出るタイミングを窺っていたワイの目が止まる。左から二番目の男がショーケースに飛び出した!
「近づけさせんっ」
澪斗と遼平の《穴》から抜け出た一人を、鞘の一閃で薙ぎ飛ばす! 横の壁に飛ばされていく身体。一応攻撃の手は考えておる。
「澪斗、遼平! 絶対に落とすんやないで!」
ここは高層ビルの八階や、落ちたらまず命は無い。勢い余って突き落としたりしたら、大変な事になる。……あいつら、ちゃんとその事考えておるやろか……あァ、まず無いな。とりあえず、遼平は。
「おらおら手ぬるいんだよーっ!」
一発の強打で昏倒させていく遼平が、その足下に気絶した者達を重ねる。澪斗がカートリッジ切れのノアを再装填させている。あとは……。
「な……っ!?」
ふと横を見て、ワイは一瞬気が抜ける。さっきワイが飛ばした男を、純也が心配そうに介抱しとる!? なっ、何しとんのやあの子はっ?
「純也! あんさん何してるっ」
「えっ? だってこの人痛そうだから……」
「その人はエエのっ! 悪い人やから!」
なんでワイ説明しとるの?
「でも……」と純也はまだ不安そうに男の腕を優しく握っている。手加減したから、骨の一本や二本ならともかく、絶対に死なへん。……純也も、よく診る内にわかったらしく、恐る恐る離れようとした。が。
「うわっ?」
純也が介抱したせいで男が目を覚ましよった。しかも、純也はその男に捕まる。あァもう! せやから言ったのにっ!
「よかった、気がついたんだねー」
「おいっ、状況考えんかい! あんさん捕まっとんの! 良くないからっ、何一つとして良かったコトないからっ!」
思わずツッこむワイ。いや、なんか血が騒いで……ツッこまずにいられんかった。ハリセンが手元にあったら使いたい気分やわ……。

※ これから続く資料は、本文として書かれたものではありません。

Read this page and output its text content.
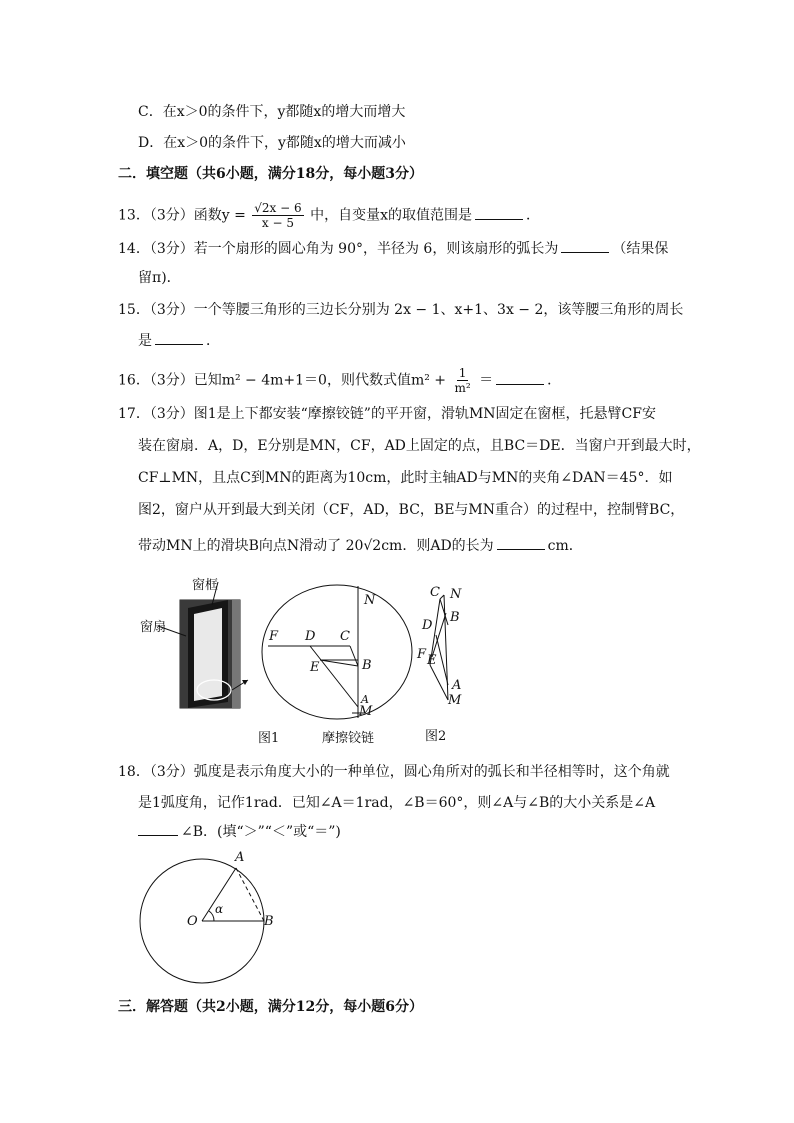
C．在x＞0的条件下，y都随x的增大而增大
D．在x＞0的条件下，y都随x的增大而减小
二．填空题（共6小题，满分18分，每小题3分）
13．（3分）函数$y = \frac{√2x - 6}{x - 5}$ 中，自变量x的取值范围是	．
14．（3分）若一个扇形的圆心角为 90°，半径为 6，则该扇形的弧长为	（结果保
留π)．
15．（3分）一个等腰三角形的三边长分别为 2x − 1、x+1、3x − 2，该等腰三角形的周长
是	．
16．（3分）已知m² − 4m+1＝0，则代数式值$m^2 + \frac{1}{\text{m²}}$ ＝	．
17．（3分）图1是上下都安装“摩擦铰链”的平开窗，滑轨MN固定在窗框，托悬臂CF安
装在窗扇．A，D，E分别是MN，CF，AD上固定的点，且BC＝DE．当窗户开到最大时，
CF⊥MN，且点C到MN的距离为10cm，此时主轴AD与MN的夹角∠DAN＝45°．如
图2，窗户从开到最大到关闭（CF，AD，BC，BE与MN重合）的过程中，控制臂BC，
带动MN上的滑块B向点N滑动了 20√2cm．则AD的长为	cm．
窗框
窗扇
图1
N
F D C
E	B
A
M
摩擦铰链
C N
B
D
F E
A
M
图2
18．（3分）弧度是表示角度大小的一种单位，圆心角所对的弧长和半径相等时，这个角就
是1弧度角，记作1rad．已知∠A＝1rad，∠B＝60°，则∠A与∠B的大小关系是∠A
∠B．(填“＞”“＜”或“＝”)
A
O	B
α
三．解答题（共2小题，满分12分，每小题6分）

「へ、へへ……ガキが……! おいお前ら! このガキがどうなっても知らねぇぞっ」
うわー、よくある手やわァ。しかもタチ悪いし。ったく、だからワイは注意したんに……どないしよ?
「遼平っ、いったん下がれ! 澪斗も止まれ!」
「あぁ!?」
「ちっ……」
思いっきり叫んだので二人にも聞こえたらしく、場はふっと静かになる。純也を強く身体の前で掴んだまま、男はゆっくり少なくなった仲間の元へ歩み寄る。顔は興奮に歪んでおった。
「動くなよお前ら……」
「ふん、俺がそんな脅しに乗ると思うのか」
『俺が』って言い切るあたりが澪斗らしい。遼平だって普段なら動じないはずやけど、今回は違うかも……とちらっと遼平を窺うと、その顔はにやけておった。……何考えとんのや?
「純也、聞こえるかー」
「え、何、遼?」
「そいつら悪い人間だぞー」
「そうなの??」
自分が捕まっとるってまるでわかってない。頭抱えたい気分やった。にしても、遼平は何言っとるんや?

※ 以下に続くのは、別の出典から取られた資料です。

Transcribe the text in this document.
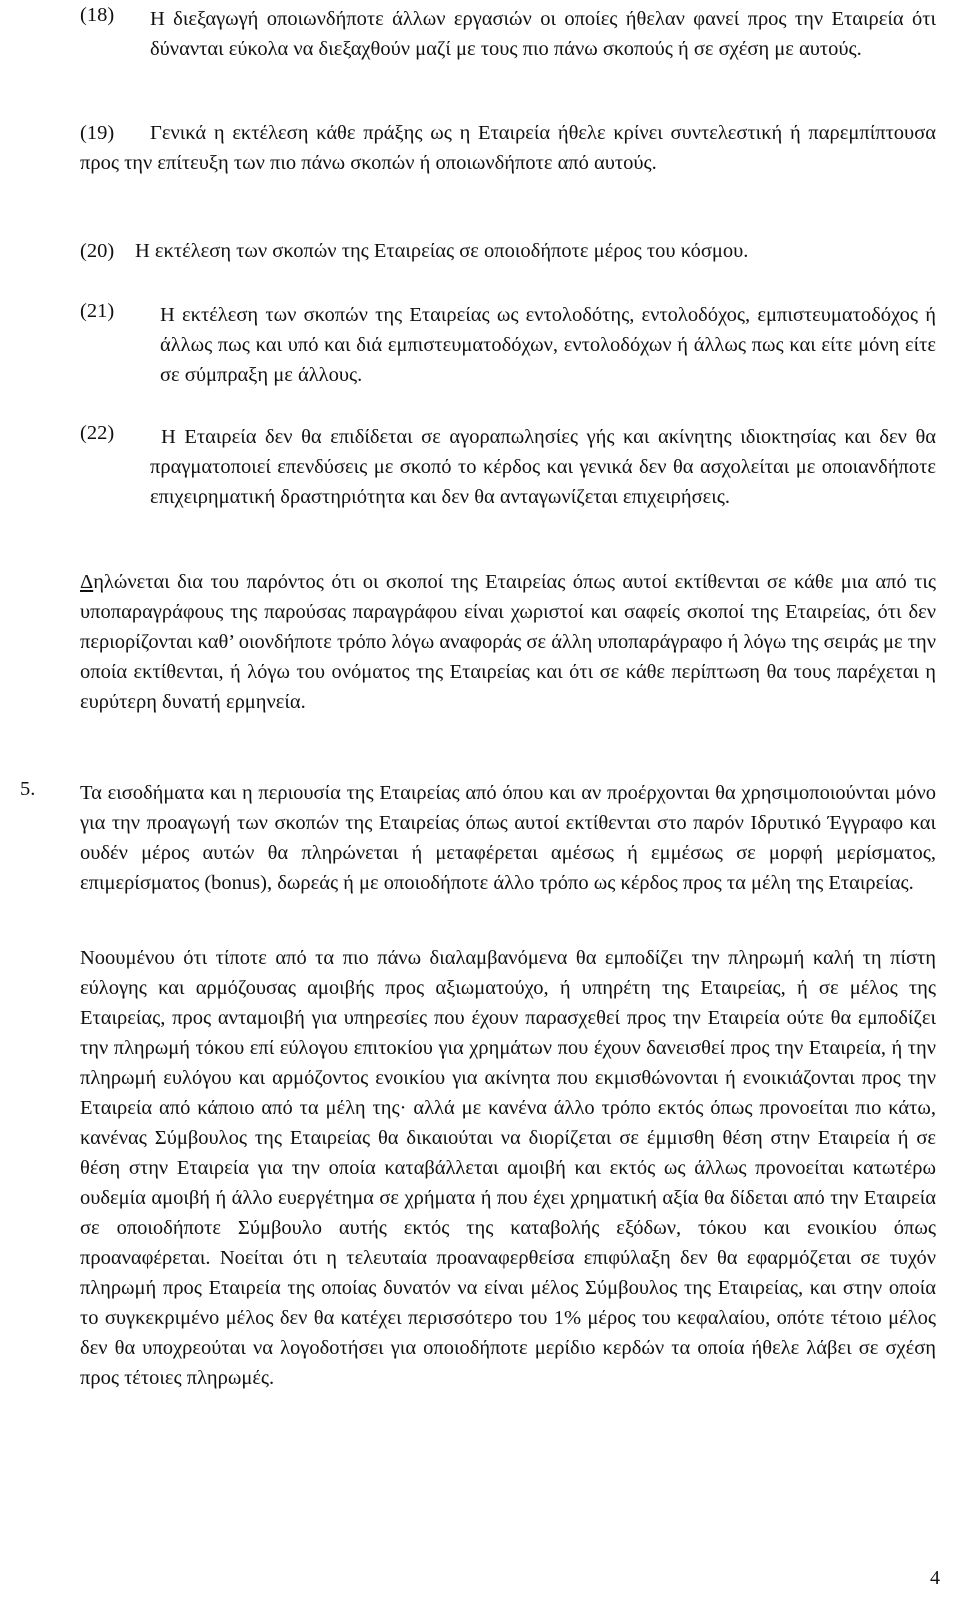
(18) Η διεξαγωγή οποιωνδήποτε άλλων εργασιών οι οποίες ήθελαν φανεί προς την Εταιρεία ότι δύνανται εύκολα να διεξαχθούν μαζί με τους πιο πάνω σκοπούς ή σε σχέση με αυτούς.
(19) Γενικά η εκτέλεση κάθε πράξης ως η Εταιρεία ήθελε κρίνει συντελεστική ή παρεμπίπτουσα προς την επίτευξη των πιο πάνω σκοπών ή οποιωνδήποτε από αυτούς.
(20) Η εκτέλεση των σκοπών της Εταιρείας σε οποιοδήποτε μέρος του κόσμου.
(21) Η εκτέλεση των σκοπών της Εταιρείας ως εντολοδότης, εντολοδόχος, εμπιστευματοδόχος ή άλλως πως και υπό και διά εμπιστευματοδόχων, εντολοδόχων ή άλλως πως και είτε μόνη είτε σε σύμπραξη με άλλους.
(22)	Η Εταιρεία δεν θα επιδίδεται σε αγοραπωλησίες γής και ακίνητης ιδιοκτησίας και δεν θα πραγματοποιεί επενδύσεις με σκοπό το κέρδος και γενικά δεν θα ασχολείται με οποιανδήποτε επιχειρηματική δραστηριότητα και δεν θα ανταγωνίζεται επιχειρήσεις.
Δηλώνεται δια του παρόντος ότι οι σκοποί της Εταιρείας όπως αυτοί εκτίθενται σε κάθε μια από τις υποπαραγράφους της παρούσας παραγράφου είναι χωριστοί και σαφείς σκοποί της Εταιρείας, ότι δεν περιορίζονται καθ’ οιονδήποτε τρόπο λόγω αναφοράς σε άλλη υποπαράγραφο ή λόγω της σειράς με την οποία εκτίθενται, ή λόγω του ονόματος της Εταιρείας και ότι σε κάθε περίπτωση θα τους παρέχεται η ευρύτερη δυνατή ερμηνεία.
5. Τα εισοδήματα και η περιουσία της Εταιρείας από όπου και αν προέρχονται θα χρησιμοποιούνται μόνο για την προαγωγή των σκοπών της Εταιρείας όπως αυτοί εκτίθενται στο παρόν Ιδρυτικό Έγγραφο και ουδέν μέρος αυτών θα πληρώνεται ή μεταφέρεται αμέσως ή εμμέσως σε μορφή μερίσματος, επιμερίσματος (bonus), δωρεάς ή με οποιοδήποτε άλλο τρόπο ως κέρδος προς τα μέλη της Εταιρείας.
Νοουμένου ότι τίποτε από τα πιο πάνω διαλαμβανόμενα θα εμποδίζει την πληρωμή καλή τη πίστη εύλογης και αρμόζουσας αμοιβής προς αξιωματούχο, ή υπηρέτη της Εταιρείας, ή σε μέλος της Εταιρείας, προς ανταμοιβή για υπηρεσίες που έχουν παρασχεθεί προς την Εταιρεία ούτε θα εμποδίζει την πληρωμή τόκου επί εύλογου επιτοκίου για χρημάτων που έχουν δανεισθεί προς την Εταιρεία, ή την πληρωμή ευλόγου και αρμόζοντος ενοικίου για ακίνητα που εκμισθώνονται ή ενοικιάζονται προς την Εταιρεία από κάποιο από τα μέλη της· αλλά με κανένα άλλο τρόπο εκτός όπως προνοείται πιο κάτω, κανένας Σύμβουλος της Εταιρείας θα δικαιούται να διορίζεται σε έμμισθη θέση στην Εταιρεία ή σε θέση στην Εταιρεία για την οποία καταβάλλεται αμοιβή και εκτός ως άλλως προνοείται κατωτέρω ουδεμία αμοιβή ή άλλο ευεργέτημα σε χρήματα ή που έχει χρηματική αξία θα δίδεται από την Εταιρεία σε οποιοδήποτε Σύμβουλο αυτής εκτός της καταβολής εξόδων, τόκου και ενοικίου όπως προαναφέρεται. Νοείται ότι η τελευταία προαναφερθείσα επιφύλαξη δεν θα εφαρμόζεται σε τυχόν πληρωμή προς Εταιρεία της οποίας δυνατόν να είναι μέλος Σύμβουλος της Εταιρείας, και στην οποία το συγκεκριμένο μέλος δεν θα κατέχει περισσότερο του 1% μέρος του κεφαλαίου, οπότε τέτοιο μέλος δεν θα υποχρεούται να λογοδοτήσει για οποιοδήποτε μερίδιο κερδών τα οποία ήθελε λάβει σε σχέση προς τέτοιες πληρωμές.
4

「お前ら、ふざけた事を……! 一人ぐらい死なねぇとわかんねえか!」
銃口がワイに向く。…………へ?
「え、何!? ワイっ? ちょっと待てっ、ワイ何も言ってないやん!」
焦って顔の前で手を振る。『脅しに乗らない』ゆうたのは澪斗やし、挑発したんは遼平やん! ワイ黙ってたのにっ!
「おぉすげーな真、ご指名だな?」
「今まで何処にいたんだ? 影が薄すぎてわからなかったが」
あんたらァァァっ!!
「ずぅっとワイはここにおったわ! 影薄いって言うな! 最近モロに気にしとるんやからっ」
あ、なんか胃痛してきた。ワイってつくづく不運……。
「うるさいぞお前ら! そこの金髪、死んどけぇぇ!」
ええええぇぇーっ!?
『死んどけ』って、そないに簡単に言わないでぇぇっ! 人の命って大事なんよー!? ……あ、ワイが言っても説得力無い? せやねぇ……。
とかなんとか考えとる間に力が込められる引き金。避ければ純也が危ない、か……飛び込めば一瞬で片づけられるか? ここはイチかバチか……!
「ダメェェ――――っ!!」
「へっ?」
高い叫び声と一緒に強風が吹き込んできて……全ての視界が、白に染まった。